将空白列添加到延续名称/数字约定的数据框中

时间:2019-01-17 21:42:14

标签: python-3.x pandas

我有一个数据框,其列名以“ node_”开头,然后在末尾有一个数字。例如,假设数据上升到“ node_15”,然后又有更多列。

在这种情况下,如何在数据框中添加另外一列并增加一个“ node_16”列,然后将其放置在“ node_15”之后?

例如,假设列标题是这样的: enter image description here

我想要的最终结果是: enter image description here

2 个答案:

答案 0 :(得分:1)

不是最漂亮的,但是您可以使用split找到最大数量,找到max的位置并插入列

df = pd.DataFrame(columns=['node_1', 'node_2', 'node_3','node_4','node_5','node_6','node_7','node_8','node_9','node_10','node_11','B'])

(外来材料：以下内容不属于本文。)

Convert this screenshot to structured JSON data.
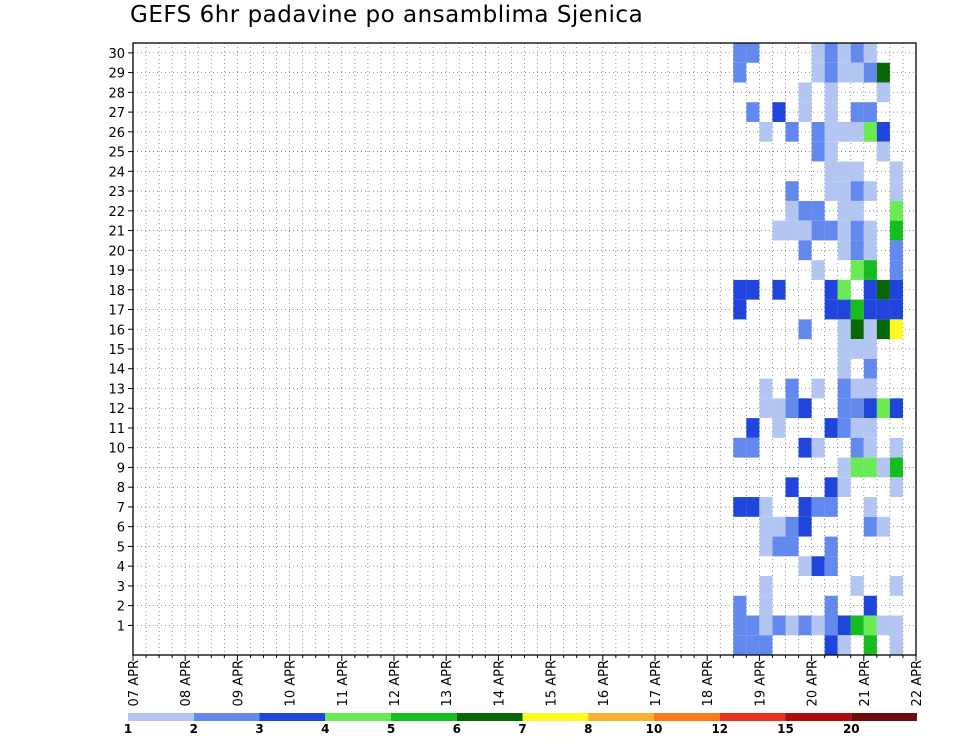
{
  "chart_data": {
    "type": "heatmap",
    "title": "GEFS 6hr padavine po ansamblima Sjenica",
    "xlabel": "",
    "ylabel": "",
    "x_tick_labels": [
      "07 APR",
      "08 APR",
      "09 APR",
      "10 APR",
      "11 APR",
      "12 APR",
      "13 APR",
      "14 APR",
      "15 APR",
      "16 APR",
      "17 APR",
      "18 APR",
      "19 APR",
      "20 APR",
      "21 APR",
      "22 APR"
    ],
    "x_ticks_step_per_label": 4,
    "x_steps_6h": 60,
    "y_tick_labels": [
      "1",
      "2",
      "3",
      "4",
      "5",
      "6",
      "7",
      "8",
      "9",
      "10",
      "11",
      "12",
      "13",
      "14",
      "15",
      "16",
      "17",
      "18",
      "19",
      "20",
      "21",
      "22",
      "23",
      "24",
      "25",
      "26",
      "27",
      "28",
      "29",
      "30"
    ],
    "members": 31,
    "legend_labels": [
      "1",
      "2",
      "3",
      "4",
      "5",
      "6",
      "7",
      "8",
      "10",
      "12",
      "15",
      "20"
    ],
    "levels": [
      1,
      2,
      3,
      4,
      5,
      6,
      7,
      8,
      10,
      12,
      15,
      20
    ],
    "colors": [
      "#b3c6f2",
      "#6389ee",
      "#1f45dc",
      "#6aeb55",
      "#16bd1f",
      "#086708",
      "#fefa1f",
      "#fbb032",
      "#f9781a",
      "#e5331f",
      "#ae0c0c",
      "#6e0b0b"
    ],
    "cells": [
      [
        14,
        30,
        2
      ],
      [
        14,
        29,
        2
      ],
      [
        14,
        18,
        3
      ],
      [
        14,
        17,
        3
      ],
      [
        14,
        10,
        2
      ],
      [
        14,
        7,
        3
      ],
      [
        14,
        2,
        2
      ],
      [
        14,
        1,
        2
      ],
      [
        14,
        0,
        2
      ],
      [
        13,
        30,
        2
      ],
      [
        13,
        27,
        2
      ],
      [
        13,
        18,
        3
      ],
      [
        13,
        11,
        3
      ],
      [
        13,
        10,
        2
      ],
      [
        13,
        7,
        3
      ],
      [
        13,
        1,
        2
      ],
      [
        13,
        0,
        2
      ],
      [
        12,
        26,
        1
      ],
      [
        12,
        13,
        1
      ],
      [
        12,
        12,
        1
      ],
      [
        12,
        7,
        1
      ],
      [
        12,
        6,
        1
      ],
      [
        12,
        5,
        1
      ],
      [
        12,
        3,
        1
      ],
      [
        12,
        2,
        1
      ],
      [
        12,
        1,
        1
      ],
      [
        12,
        0,
        2
      ],
      [
        11,
        27,
        3
      ],
      [
        11,
        21,
        1
      ],
      [
        11,
        18,
        3
      ],
      [
        11,
        12,
        1
      ],
      [
        11,
        11,
        1
      ],
      [
        11,
        6,
        1
      ],
      [
        11,
        5,
        2
      ],
      [
        11,
        1,
        2
      ],
      [
        10,
        26,
        2
      ],
      [
        10,
        23,
        2
      ],
      [
        10,
        22,
        1
      ],
      [
        10,
        21,
        1
      ],
      [
        10,
        13,
        2
      ],
      [
        10,
        12,
        2
      ],
      [
        10,
        8,
        3
      ],
      [
        10,
        6,
        2
      ],
      [
        10,
        5,
        2
      ],
      [
        10,
        1,
        1
      ],
      [
        9,
        28,
        1
      ],
      [
        9,
        27,
        1
      ],
      [
        9,
        22,
        2
      ],
      [
        9,
        21,
        1
      ],
      [
        9,
        20,
        2
      ],
      [
        9,
        16,
        2
      ],
      [
        9,
        12,
        3
      ],
      [
        9,
        10,
        3
      ],
      [
        9,
        7,
        3
      ],
      [
        9,
        6,
        3
      ],
      [
        9,
        4,
        1
      ],
      [
        9,
        1,
        2
      ],
      [
        8,
        30,
        1
      ],
      [
        8,
        29,
        1
      ],
      [
        8,
        26,
        2
      ],
      [
        8,
        25,
        2
      ],
      [
        8,
        22,
        2
      ],
      [
        8,
        21,
        2
      ],
      [
        8,
        19,
        1
      ],
      [
        8,
        13,
        1
      ],
      [
        8,
        10,
        1
      ],
      [
        8,
        7,
        2
      ],
      [
        8,
        4,
        3
      ],
      [
        8,
        1,
        1
      ],
      [
        7,
        30,
        2
      ],
      [
        7,
        29,
        2
      ],
      [
        7,
        28,
        1
      ],
      [
        7,
        27,
        1
      ],
      [
        7,
        26,
        1
      ],
      [
        7,
        25,
        1
      ],
      [
        7,
        24,
        1
      ],
      [
        7,
        23,
        1
      ],
      [
        7,
        21,
        2
      ],
      [
        7,
        18,
        3
      ],
      [
        7,
        17,
        3
      ],
      [
        7,
        11,
        3
      ],
      [
        7,
        8,
        3
      ],
      [
        7,
        7,
        2
      ],
      [
        7,
        5,
        2
      ],
      [
        7,
        4,
        2
      ],
      [
        7,
        2,
        2
      ],
      [
        7,
        1,
        2
      ],
      [
        7,
        0,
        3
      ],
      [
        6,
        30,
        1
      ],
      [
        6,
        29,
        1
      ],
      [
        6,
        26,
        1
      ],
      [
        6,
        24,
        1
      ],
      [
        6,
        23,
        1
      ],
      [
        6,
        22,
        1
      ],
      [
        6,
        21,
        1
      ],
      [
        6,
        20,
        1
      ],
      [
        6,
        18,
        4
      ],
      [
        6,
        17,
        3
      ],
      [
        6,
        16,
        1
      ],
      [
        6,
        15,
        1
      ],
      [
        6,
        14,
        1
      ],
      [
        6,
        13,
        2
      ],
      [
        6,
        12,
        2
      ],
      [
        6,
        11,
        2
      ],
      [
        6,
        9,
        1
      ],
      [
        6,
        8,
        1
      ],
      [
        6,
        1,
        3
      ],
      [
        6,
        0,
        1
      ],
      [
        5,
        30,
        2
      ],
      [
        5,
        29,
        1
      ],
      [
        5,
        27,
        2
      ],
      [
        5,
        26,
        1
      ],
      [
        5,
        24,
        1
      ],
      [
        5,
        23,
        2
      ],
      [
        5,
        22,
        1
      ],
      [
        5,
        21,
        2
      ],
      [
        5,
        20,
        2
      ],
      [
        5,
        19,
        4
      ],
      [
        5,
        17,
        5
      ],
      [
        5,
        16,
        6
      ],
      [
        5,
        15,
        1
      ],
      [
        5,
        13,
        1
      ],
      [
        5,
        12,
        2
      ],
      [
        5,
        11,
        1
      ],
      [
        5,
        10,
        2
      ],
      [
        5,
        9,
        4
      ],
      [
        5,
        3,
        1
      ],
      [
        5,
        1,
        5
      ],
      [
        4,
        30,
        1
      ],
      [
        4,
        29,
        2
      ],
      [
        4,
        27,
        2
      ],
      [
        4,
        26,
        4
      ],
      [
        4,
        23,
        1
      ],
      [
        4,
        21,
        1
      ],
      [
        4,
        20,
        1
      ],
      [
        4,
        19,
        5
      ],
      [
        4,
        18,
        3
      ],
      [
        4,
        17,
        3
      ],
      [
        4,
        16,
        1
      ],
      [
        4,
        15,
        1
      ],
      [
        4,
        14,
        2
      ],
      [
        4,
        13,
        1
      ],
      [
        4,
        12,
        3
      ],
      [
        4,
        11,
        1
      ],
      [
        4,
        10,
        1
      ],
      [
        4,
        9,
        4
      ],
      [
        4,
        7,
        1
      ],
      [
        4,
        6,
        2
      ],
      [
        4,
        2,
        3
      ],
      [
        4,
        1,
        4
      ],
      [
        4,
        0,
        5
      ],
      [
        3,
        29,
        6
      ],
      [
        3,
        28,
        1
      ],
      [
        3,
        26,
        3
      ],
      [
        3,
        25,
        1
      ],
      [
        3,
        18,
        6
      ],
      [
        3,
        17,
        3
      ],
      [
        3,
        16,
        6
      ],
      [
        3,
        12,
        4
      ],
      [
        3,
        9,
        1
      ],
      [
        3,
        6,
        1
      ],
      [
        3,
        1,
        1
      ],
      [
        2,
        24,
        1
      ],
      [
        2,
        23,
        1
      ],
      [
        2,
        22,
        4
      ],
      [
        2,
        21,
        5
      ],
      [
        2,
        20,
        2
      ],
      [
        2,
        19,
        2
      ],
      [
        2,
        18,
        3
      ],
      [
        2,
        17,
        3
      ],
      [
        2,
        16,
        7
      ],
      [
        2,
        12,
        3
      ],
      [
        2,
        10,
        1
      ],
      [
        2,
        9,
        5
      ],
      [
        2,
        8,
        1
      ],
      [
        2,
        3,
        1
      ],
      [
        2,
        1,
        1
      ],
      [
        2,
        0,
        1
      ]
    ]
  }
}
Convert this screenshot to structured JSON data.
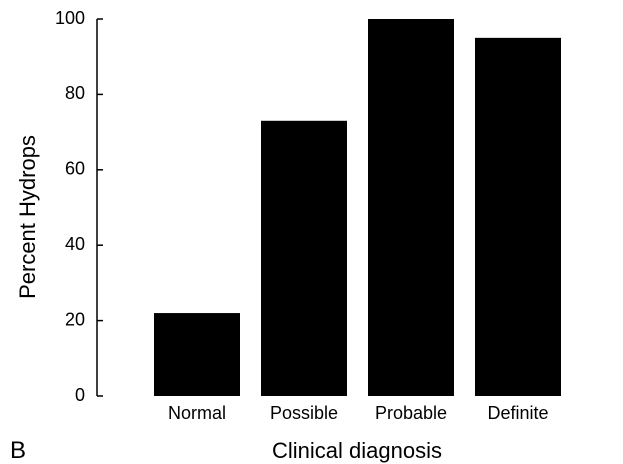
{
  "chart_data": {
    "type": "bar",
    "categories": [
      "Normal",
      "Possible",
      "Probable",
      "Definite"
    ],
    "values": [
      22,
      73,
      100,
      95
    ],
    "title": "",
    "xlabel": "Clinical diagnosis",
    "ylabel": "Percent Hydrops",
    "ylim": [
      0,
      100
    ],
    "yticks": [
      0,
      20,
      40,
      60,
      80,
      100
    ],
    "grid": false,
    "bar_color": "#000000"
  },
  "panel_label": "B"
}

num = max(map(int, df.filter(like = 'node_').columns.str.split('_').str[1]))
loc = df.columns.get_loc('node' + '_' + str(num)) + 1
column = 'node'+ '_'+str(num + 1)
df.insert(loc, column, np.nan)

print(df.columns)

Index(['node_1', 'node_2', 'node_3', 'node_4', 'node_5', 'node_6', 'node_7', 'node_8', 'node_9', 'node_10', 'node_11', 'node_12', 'B'],
  dtype='object')

答案 1 :(得分:0)

在示例框架上实现-

df = pd.DataFrame(np.random.rand(4,12), columns=['node_1', 'node_2', 'node_3', 'node_4','node_5','node_6','node_7','node_8','node_9','node_10','node_11','B']) 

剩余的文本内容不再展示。